Ya promediando el segundo tiempo, e independientemente de lo que a la postre pudiera indicar el resultado, en el fuero interior del hincha debe haberse instalado una sensación, igual que si el himno patrio hubiese seguido flotando desairadamente en el ámbito del viejo Centenario, como siguió antes del comienzo del cotejo por un error de coordinación u organización, cuando sus acordes siguieron propalándose mientras los jueces, los jugadores y el público lo ignoraban, porque la norma es que a los 30 segundos dejen de propaparlo: ¡supieron cumplir!

"La celeste" volvió a reverdecer los laureles de un patronato que hace mucho hasta los mismos argentinos hasta veneraban y no interesa si el objetivo no llegó por una jugada como aquella del gol de Ambrois a Mussimessi en el arco de la Colombes en la final del Sudamericano del 57, ni hubo un taponazo como aquel que le metió Rocha a Roma en la misma valla en el otro torneo continental que también ganó Uruguay 10 años más tarde.

Como siempre, Argentina tuvo más y mejor la pelota.
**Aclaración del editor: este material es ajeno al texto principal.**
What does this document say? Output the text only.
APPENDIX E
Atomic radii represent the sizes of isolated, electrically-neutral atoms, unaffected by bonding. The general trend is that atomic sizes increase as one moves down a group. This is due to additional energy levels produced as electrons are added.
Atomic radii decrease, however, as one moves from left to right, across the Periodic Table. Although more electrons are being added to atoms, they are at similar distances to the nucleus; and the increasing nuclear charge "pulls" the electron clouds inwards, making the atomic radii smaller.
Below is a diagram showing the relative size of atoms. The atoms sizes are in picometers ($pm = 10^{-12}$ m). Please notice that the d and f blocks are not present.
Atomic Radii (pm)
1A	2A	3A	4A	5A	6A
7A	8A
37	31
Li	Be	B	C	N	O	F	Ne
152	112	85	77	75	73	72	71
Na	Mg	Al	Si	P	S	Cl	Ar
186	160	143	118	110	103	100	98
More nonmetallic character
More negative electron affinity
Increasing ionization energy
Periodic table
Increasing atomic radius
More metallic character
Preparó y "toqueteó" mayor cantidad de llegadas. Y a punta de corazón, de juego más forzado, con balón "más arrastrado", Uruguay dejó el alma y, en esta oportunidad, consiguió lo que buscaba.

"¡Sabremos cumplir!", cantaron primero los celestes, y quedó flotando después en el ámbito del estadio. Y cumplieron: Uruguay va al repechaje con Australia.